20 MAR, 2026

Daniel Lurch, manager of the JSS Sustainable Equity - Strategic Materials at J. Safra Sarasin
The conflict in the Middle East and a potential oil shock could support the European mining and metals sector in the short term. Aluminum represents a special case. The Middle East accounts for 8-9% of global production, with Qatar, the United Arab Emirates, and Bahrain among the main producers. Since smelting operations depend on a stable gas supply, imported alumina, and open export routes, any disruption in the Strait of Hormuz could lead to a contraction in supply. Restarting idle capacity, estimated at nearly 1 million tonnes in Europe, could take 6 to 12 months, which would benefit European producers. This could limit a rapid supply response, in addition to possible plant shutdowns in the Middle East.
Copper could also benefit from price support. Mines in the Democratic Republic of Congo and Zambia partly rely on imported sulfur to produce sulfuric acid, a key leaching agent used in processing oxidized ores. The Middle East accounts for around 20-25% of global sulfur production. Copper prices could rise due to supply disruptions, favoring diversified European mining companies.
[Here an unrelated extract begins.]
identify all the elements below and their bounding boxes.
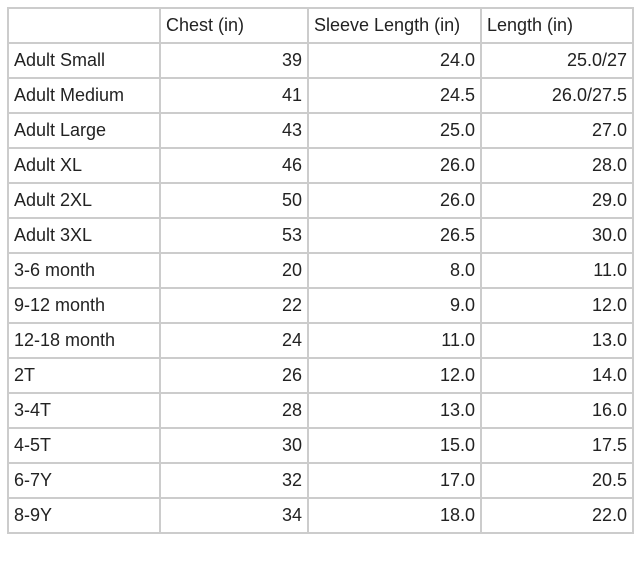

Another sector that could benefit is fertilizers. Iran and Gulf countries are among the main exporters of ammonia and urea. Rising gas prices, a critical cost factor accounting for about 70-80% of ammonia production costs, along with logistical challenges could reduce exports and improve margins for European producers.
In the long term, this situation improves the outlook for gold demand. In the short term, a strong dollar may weigh on prices. However, geopolitical risks tend to push central banks to accelerate diversification into gold reserves, with purchases in recent years exceeding 1,000 tonnes annually.